On Monday morning, the winds up here were howling. The power went out briefly, knocking out the computer before checking the weather, so I just took a shower and drove to work. My car, restored to pre-recall status started as it should. Driving through the neighborhood, sheltered by the houses and a few trees wasn’t bad, but once past the new hockey arena, three blocks away, the road surrounded by farm fields allowed the Northwest Winds free rein to blow snow that at times totally engulfed the car. I crept along slowly, intermittently seeing the yellow stripes in the middle of the road. The car wandered quite a bit fighting the strong cross wind with a blind driver. I was beginning to wonder if I would even see the intersection 1 sectional mile away where I was to turn left.
Eventually, the pavement markers “YIELD AHEAD” and the actual signs on the side of the road appeared out of the white on white world, but shortly after the turn, I hit a drift which completely hung my wheels up off the pavement. And the cell phone was left at home. Luckily, the winter survival gear was in the trunk, so I grabbed the parka and gantlets along with the shovel and scouted my options leaving my car idling and flashing uselessly in the total white-out. Several more drifts were ahead, so continuing on to campus was impossible. Going back was the only option. There was a portion of the road behind me which had been drifted clear where I could turn around to head home. I just had to shovel out ten feet or so to get clear.
By now, I was already freezing, so I got into my car to warm up and change into a dry hat. The raging wind and drifting snow had already coated the inside of my car even though the driver side door was in the lee.
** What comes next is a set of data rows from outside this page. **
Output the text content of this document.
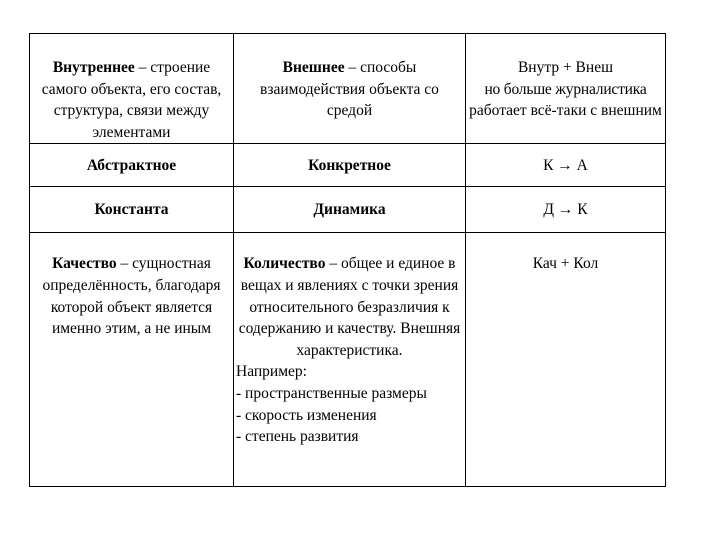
Внутреннее – строение самого объекта, его состав, структура, связи между элементами	Внешнее – способы взаимодействия объекта со средой	Внутр + Внеш
но больше журналистика
работает всё-таки с внешним

Абстрактное	Конкретное	К → А
Константа	Динамика	Д → К
Качество – сущностная определённость, благодаря которой объект является именно этим, а не иным	Количество – общее и единое в вещах и явлениях с точки зрения относительного безразличия к содержанию и качеству. Внешняя характеристика.
Например:
- пространственные размеры
- скорость изменения
- степень развития	Кач + Кол
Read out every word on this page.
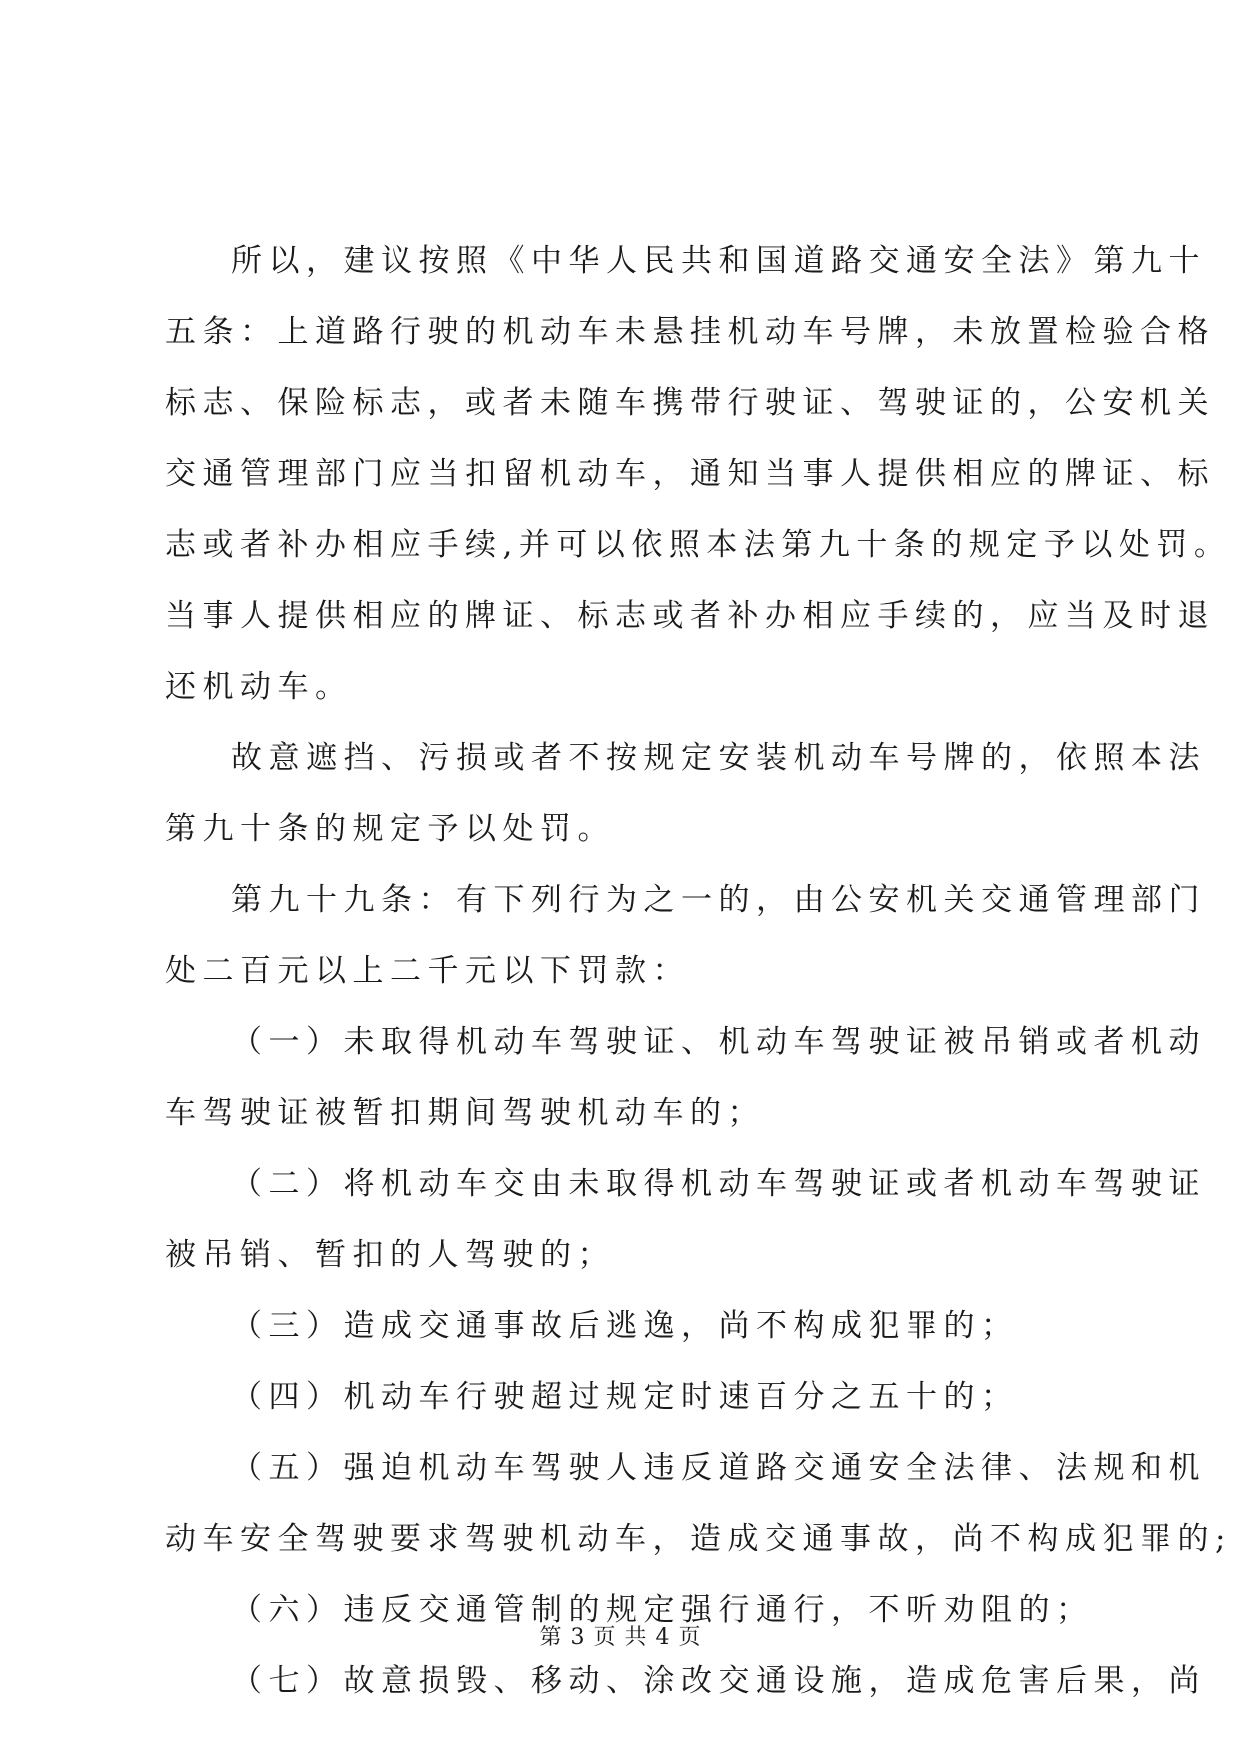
所以，建议按照《中华人民共和国道路交通安全法》第九十
五条：上道路行驶的机动车未悬挂机动车号牌，未放置检验合格
标志、保险标志，或者未随车携带行驶证、驾驶证的，公安机关
交通管理部门应当扣留机动车，通知当事人提供相应的牌证、标
志或者补办相应手续,并可以依照本法第九十条的规定予以处罚。
当事人提供相应的牌证、标志或者补办相应手续的，应当及时退
还机动车。
故意遮挡、污损或者不按规定安装机动车号牌的，依照本法
第九十条的规定予以处罚。
第九十九条：有下列行为之一的，由公安机关交通管理部门
处二百元以上二千元以下罚款：
（一）未取得机动车驾驶证、机动车驾驶证被吊销或者机动
车驾驶证被暂扣期间驾驶机动车的；
（二）将机动车交由未取得机动车驾驶证或者机动车驾驶证
被吊销、暂扣的人驾驶的；
（三）造成交通事故后逃逸，尚不构成犯罪的；
（四）机动车行驶超过规定时速百分之五十的；
（五）强迫机动车驾驶人违反道路交通安全法律、法规和机
动车安全驾驶要求驾驶机动车，造成交通事故，尚不构成犯罪的;
（六）违反交通管制的规定强行通行，不听劝阻的；
（七）故意损毁、移动、涂改交通设施，造成危害后果，尚
第 3 页 共 4 页
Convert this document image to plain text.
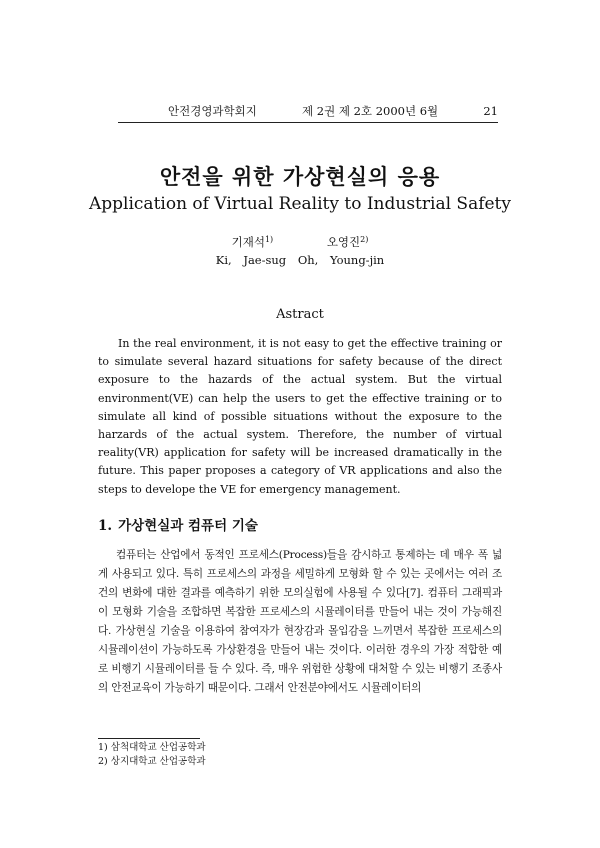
안전경영과학회지	제 2권 제 2호 2000년 6월	21
안전을 위한 가상현실의 응용
Application of Virtual Reality to Industrial Safety
기재석$^{1)}$	오영진$^{2)}$
Ki, Jae-sug Oh, Young-jin
Astract
In the real environment, it is not easy to get the effective training or to simulate several hazard situations for safety because of the direct exposure to the hazards of the actual system. But the virtual environment(VE) can help the users to get the effective training or to simulate all kind of possible situations without the exposure to the harzards of the actual system. Therefore, the number of virtual reality(VR) application for safety will be increased dramatically in the future. This paper proposes a category of VR applications and also the steps to develope the VE for emergency management.
1. 가상현실과 컴퓨터 기술
컴퓨터는 산업에서 동적인 프로세스(Process)들을 감시하고 통제하는 데 매우 폭 넓게 사용되고 있다. 특히 프로세스의 과정을 세밀하게 모형화 할 수 있는 곳에서는 여러 조건의 변화에 대한 결과를 예측하기 위한 모의실험에 사용될 수 있다[7]. 컴퓨터 그래픽과 이 모형화 기술을 조합하면 복잡한 프로세스의 시뮬레이터를 만들어 내는 것이 가능해진다. 가상현실 기술을 이용하여 참여자가 현장감과 몰입감을 느끼면서 복잡한 프로세스의 시뮬레이션이 가능하도록 가상환경을 만들어 내는 것이다. 이러한 경우의 가장 적합한 예로 비행기 시뮬레이터를 들 수 있다. 즉, 매우 위험한 상황에 대처할 수 있는 비행기 조종사의 안전교육이 가능하기 때문이다. 그래서 안전분야에서도 시뮬레이터의
1) 삼척대학교 산업공학과
2) 상지대학교 산업공학과
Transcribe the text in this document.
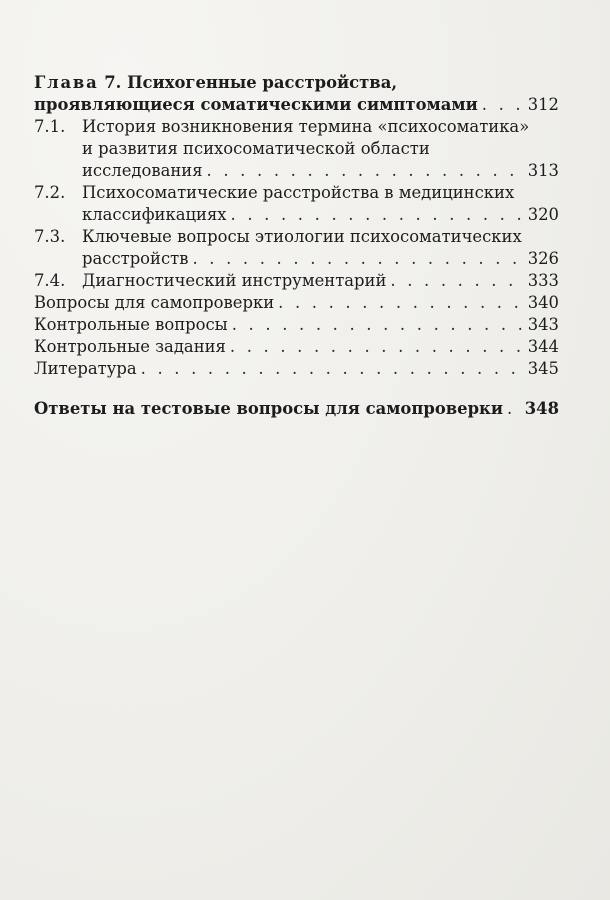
Глава 7. Психогенные расстройства,
проявляющиеся соматическими симптомами . . .	312
7.1. История возникновения термина «психосоматика»
и развития психосоматической области
исследования . . .	313
7.2. Психосоматические расстройства в медицинских
классификациях . . .	320
7.3. Ключевые вопросы этиологии психосоматических
расстройств . . .	326
7.4. Диагностический инструментарий . . .	333
Вопросы для самопроверки . . .	340
Контрольные вопросы . . .	343
Контрольные задания . . .	344
Литература . . .	345
Ответы на тестовые вопросы для самопроверки . . . 348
When I stepped out again, the wind immediately ripped open my parka hood and it flapped uselessly as I worked to free my car from the side of the road. At times, the wind nearly ripped the shovel from my hands. The ground blizzard was so strong, that my lungs were at times inadequate sucking against he wind induced vacuum. The Bernoulli effect wrought real was making this misadventure feel like an assault on Everest. What if a truck or a plow comes along while I am stranded in the middle of the road? It seemed rather silly to even be out risking life and limb: I could walk to campus and abandon the car. But I would not abandon the car unless the drift defeated me.
It took three shifts of shoveling the dense drift and warming up inside until the car would back up. The rear window defrost had lost the battle with the wind and melting interior snow so I was driving blind in more ways than one. I had to shovel out of one more small drift in my two point turn around zone before I got the car headed back home again.
It was absolutely amazing how the wind carried snow crashed in waves over the car, much like surf from the ocean. I was all over the road seeing glimpses of the center road stripe to the left and then to the right of my car. sometimes at rather rakish angles. My tires warned me on hitting the edge of the road a couple of times, helping keep us out of the ditch. I made it home, but it was one hairy five mile round trip.
When I got home, the campus had been prudently closed. Heck even the Highways around here were closed and the radio man said plows had been pulled from the interstate between Grand Forks and the border with Canada. Dave wrote me about the remote campus emergency text sign-up. I am now connected to that network.
Lessons learned: Dave’s 30 MPH wind limit is to be prudently respected up here in the high plains. Get a battery powered radio in case the power goes out again. Remember to grab the propane campstove for the worst case scenario. Keep the survival gear in the car, not the trunk. Winter is serious up here. THIS BEEN A WARNING. THIS IS ONLY A WARNING.
If I had believed in Karma as anything but a scam to keep the peasants in their miserable place, my misadventure could have been thought as payback for all the trash talking I had made against the SUV. No telling if that combination of bald tires and higher ground clearance would have made much better progress against those drifts. No matter what abomination you might be driving, you still cannot see anything in the waves of white-out. Lucky for me, I was the only idiot out on the road outside my neighborhood.
Lucky for me, I survived to be part of the winning team ($400 prize money/5) in the Campus Energy Challenge. My team mates were rock stars. Knocking off all but one team before I even had to answer a question. But that quarter final match came down to the fifth question, tied 2-2, I took the buzzer button and faced off against one of theres. “Multiple choice question: Geothermal heat drives its energy from: A) The earth’s therm . . .” BZZZZT! The mc called on me: “A) The earths thermal energy!” Easy. The final round for $400, the kids answered their questions before the multiple choices were offered, not even waiting to hear if the correct answers were in the A, B, C, or D slots. We won 3-0! Woo-Hoo. Pictures were taken, handshakes and hugs exchanged and more importantly, I have connected with some of my students.